Aspects of the regulatory mechanisms of PPAR functions: Analysis of a bidirectional response element and regulation by sumoylation

Peroxisome proliferator-activated receptors (PPARs) constitute a subfamily of nuclear receptor superfamily. A wide variety of compounds including hypolipidemic agents, antidiabetic drugs, and long-chain fatty acids are the potential ligands of PPARs. To approach the regulatory mechanisms of PPARs, we studied on two subjects in this work.
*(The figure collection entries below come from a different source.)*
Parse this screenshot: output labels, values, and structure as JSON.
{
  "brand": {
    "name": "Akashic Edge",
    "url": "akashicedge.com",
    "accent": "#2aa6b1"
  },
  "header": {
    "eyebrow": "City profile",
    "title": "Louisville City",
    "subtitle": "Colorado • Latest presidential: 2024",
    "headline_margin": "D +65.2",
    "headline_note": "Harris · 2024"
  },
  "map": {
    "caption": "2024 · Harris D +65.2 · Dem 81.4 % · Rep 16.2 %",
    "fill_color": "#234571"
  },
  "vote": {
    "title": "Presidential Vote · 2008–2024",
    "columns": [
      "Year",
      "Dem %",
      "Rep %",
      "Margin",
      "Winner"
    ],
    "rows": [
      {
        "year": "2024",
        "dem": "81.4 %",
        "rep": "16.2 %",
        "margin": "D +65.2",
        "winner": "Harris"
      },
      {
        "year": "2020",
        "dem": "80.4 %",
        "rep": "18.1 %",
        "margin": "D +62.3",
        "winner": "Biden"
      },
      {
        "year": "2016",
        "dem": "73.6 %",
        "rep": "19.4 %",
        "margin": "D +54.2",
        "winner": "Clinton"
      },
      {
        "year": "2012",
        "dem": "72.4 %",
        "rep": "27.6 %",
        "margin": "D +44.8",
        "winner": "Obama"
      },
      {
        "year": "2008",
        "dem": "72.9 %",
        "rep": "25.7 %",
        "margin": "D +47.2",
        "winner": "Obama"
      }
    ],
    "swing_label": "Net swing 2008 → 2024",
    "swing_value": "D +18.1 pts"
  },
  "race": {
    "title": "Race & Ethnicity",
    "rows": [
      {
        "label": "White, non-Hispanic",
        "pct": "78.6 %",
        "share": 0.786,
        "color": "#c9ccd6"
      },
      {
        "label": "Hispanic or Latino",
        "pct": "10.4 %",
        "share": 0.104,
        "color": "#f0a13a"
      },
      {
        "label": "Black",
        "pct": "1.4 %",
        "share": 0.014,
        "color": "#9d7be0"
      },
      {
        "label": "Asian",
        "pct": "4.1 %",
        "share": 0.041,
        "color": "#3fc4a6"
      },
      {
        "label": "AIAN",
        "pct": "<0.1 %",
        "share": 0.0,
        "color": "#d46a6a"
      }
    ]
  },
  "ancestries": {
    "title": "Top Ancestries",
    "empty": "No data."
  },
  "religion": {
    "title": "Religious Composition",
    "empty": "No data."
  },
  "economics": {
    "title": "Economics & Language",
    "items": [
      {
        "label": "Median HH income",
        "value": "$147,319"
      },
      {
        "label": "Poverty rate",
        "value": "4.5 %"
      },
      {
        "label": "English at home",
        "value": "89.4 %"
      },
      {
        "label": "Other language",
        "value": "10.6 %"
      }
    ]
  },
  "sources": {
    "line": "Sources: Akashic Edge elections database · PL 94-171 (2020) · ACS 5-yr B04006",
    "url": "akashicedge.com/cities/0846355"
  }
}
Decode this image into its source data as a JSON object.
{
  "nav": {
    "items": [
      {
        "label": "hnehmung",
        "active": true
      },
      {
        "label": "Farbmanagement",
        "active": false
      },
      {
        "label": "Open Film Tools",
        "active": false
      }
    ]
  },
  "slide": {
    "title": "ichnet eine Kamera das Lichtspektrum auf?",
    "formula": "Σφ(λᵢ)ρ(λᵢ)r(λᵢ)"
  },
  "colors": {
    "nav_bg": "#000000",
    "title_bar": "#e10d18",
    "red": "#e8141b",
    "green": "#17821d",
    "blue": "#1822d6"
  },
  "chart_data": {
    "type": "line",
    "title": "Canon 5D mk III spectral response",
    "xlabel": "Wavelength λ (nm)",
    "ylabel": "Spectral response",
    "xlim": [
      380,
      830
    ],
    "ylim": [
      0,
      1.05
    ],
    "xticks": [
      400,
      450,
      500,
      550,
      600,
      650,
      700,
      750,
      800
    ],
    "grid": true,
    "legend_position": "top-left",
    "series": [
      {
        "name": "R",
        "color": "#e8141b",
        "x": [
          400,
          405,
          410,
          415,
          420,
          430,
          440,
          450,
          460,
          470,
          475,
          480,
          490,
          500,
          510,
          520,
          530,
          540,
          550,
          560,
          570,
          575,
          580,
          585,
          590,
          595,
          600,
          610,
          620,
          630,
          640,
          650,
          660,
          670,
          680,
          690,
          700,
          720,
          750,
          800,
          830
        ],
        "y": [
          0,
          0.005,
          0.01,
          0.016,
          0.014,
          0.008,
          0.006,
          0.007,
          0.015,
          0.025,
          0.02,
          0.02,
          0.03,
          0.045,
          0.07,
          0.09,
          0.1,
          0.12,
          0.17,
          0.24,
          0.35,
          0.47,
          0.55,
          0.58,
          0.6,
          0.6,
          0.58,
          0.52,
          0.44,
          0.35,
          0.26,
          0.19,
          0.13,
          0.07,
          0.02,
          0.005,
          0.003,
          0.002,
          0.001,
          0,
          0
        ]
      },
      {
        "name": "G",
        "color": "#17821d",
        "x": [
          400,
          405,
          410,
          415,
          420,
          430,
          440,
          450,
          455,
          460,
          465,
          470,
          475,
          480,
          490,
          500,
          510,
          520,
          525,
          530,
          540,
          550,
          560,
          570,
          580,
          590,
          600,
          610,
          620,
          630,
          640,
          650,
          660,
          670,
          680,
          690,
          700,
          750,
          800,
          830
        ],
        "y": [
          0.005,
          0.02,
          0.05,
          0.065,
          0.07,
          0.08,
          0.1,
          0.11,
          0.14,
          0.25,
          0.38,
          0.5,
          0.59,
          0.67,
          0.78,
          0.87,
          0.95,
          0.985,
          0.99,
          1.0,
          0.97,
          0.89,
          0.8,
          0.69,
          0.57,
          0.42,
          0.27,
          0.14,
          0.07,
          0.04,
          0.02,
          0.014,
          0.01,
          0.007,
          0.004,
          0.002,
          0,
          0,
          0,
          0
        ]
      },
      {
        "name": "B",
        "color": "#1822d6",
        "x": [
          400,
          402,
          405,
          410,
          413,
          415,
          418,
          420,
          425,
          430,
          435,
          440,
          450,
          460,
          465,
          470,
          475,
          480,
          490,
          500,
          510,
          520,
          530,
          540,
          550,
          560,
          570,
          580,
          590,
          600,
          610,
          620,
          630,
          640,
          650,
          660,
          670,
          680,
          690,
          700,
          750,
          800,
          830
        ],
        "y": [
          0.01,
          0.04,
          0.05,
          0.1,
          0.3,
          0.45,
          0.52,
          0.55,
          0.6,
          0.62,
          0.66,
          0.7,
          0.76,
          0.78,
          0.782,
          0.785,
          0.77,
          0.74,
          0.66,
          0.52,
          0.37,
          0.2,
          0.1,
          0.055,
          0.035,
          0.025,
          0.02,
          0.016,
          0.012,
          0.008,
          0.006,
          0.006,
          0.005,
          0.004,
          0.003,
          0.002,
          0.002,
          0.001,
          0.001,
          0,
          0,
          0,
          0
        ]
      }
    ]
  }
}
First, we identified a functional PPAR-binding site in the spacer region between the PEX11 alpha and perilipin genes, which are arranged in tandem on the mouse genome. By gene reporter assays and in vivo as well as in vitro binding assays, we show that these genes are regulated tissue-selectively through this common binding site: The PEX11 alpha gene is activated by PPAR alpha in the liver, whereas the perilipin gene by PPAR gamma in the adipose tissue. As the second subject, we found that PPAR gamma 2 is conjugated with small ubiquitin-related modifier (SUMO) at a specific lysine residue in the amino-terminal region. By site-directed mutagenesis combined with gene reporter assays and sumoylation analyses, we show that sumoylation represses the ligand-independent transactivating function carried by this region, and hence negatively regulates the whole transactivating competence of PPAR gamma 2. In addition, phosphorylation at a specific site in the amino-terminal region represses the transactivation by PPAR gamma 2 possibly through enhancing sumoylation.